The ministry, which oversees police and fire departments across the province, presides over a police culture that all but winks at police shootings of unarmed civilians. The department acknowledged in mid-2007 that 53 civilians had died in police actions across Quebec since the start of 2005 – an annual average of 20. That’s right, 20.

Aubin was, of course, writing about the riot in Montreal North last Sunday. Like Aubin, I was struck by the number of police incidents where someone ends up dead. Twenty deaths per year at the hands of cops seems like a lot, so I did a little digging to find out what the figures were like elsewhere in the country. To my surprise, the figures in B.C. and Ontario are no less shocking.

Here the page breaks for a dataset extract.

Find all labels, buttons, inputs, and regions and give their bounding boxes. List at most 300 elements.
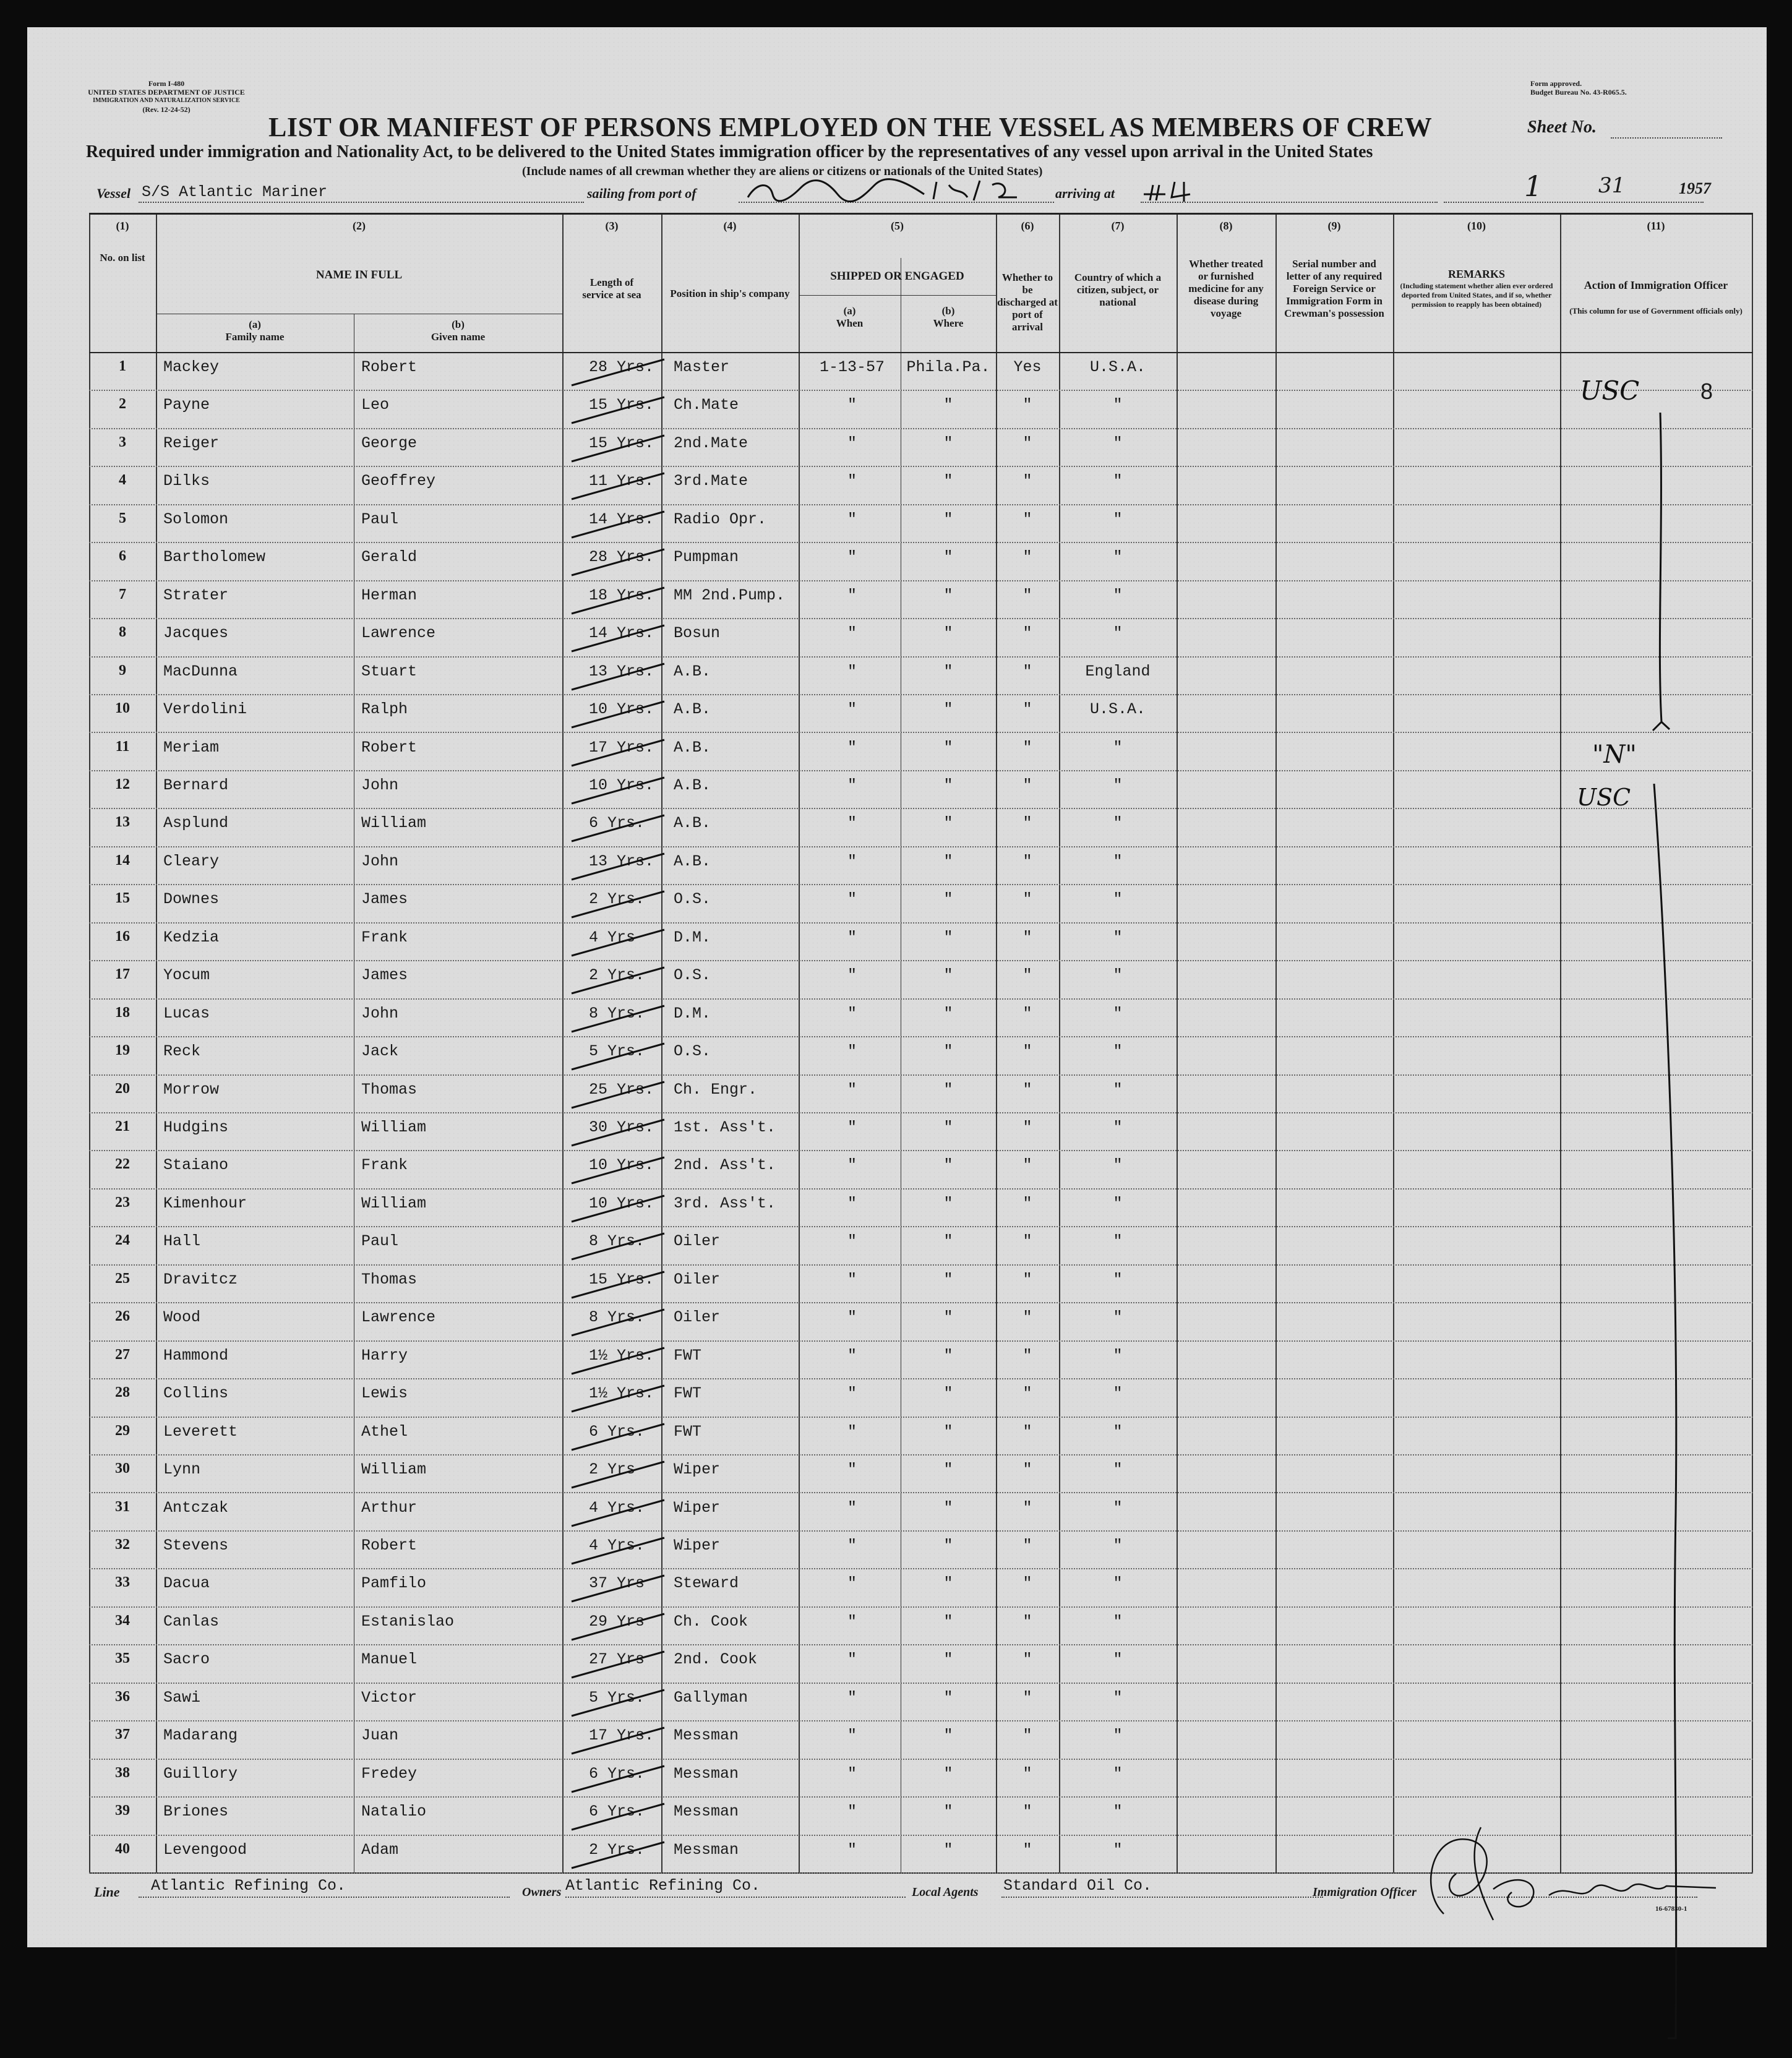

The death toll cited by Aubin works out to roughly 0.28 deaths per 100,000 people per year at the hands of police. By comparison, between 1995 and 2006, Ontario averaged 0.29 deaths per 100,000 people per year. And in B.C., the average rate between 1992 and 2007 was a comparatively staggering 0.45 deaths per 100,000 people per year.

Now, my sample size is admittedly quite small—and my intent certainly isn’t to get anyone off the hook. But the numbers do seem to show that getting arrested by Quebec police isn’t an inherently more dangerous proposition than getting arrested in Ontario or B.C. Whether it should be dangerous at all is a whole other matter.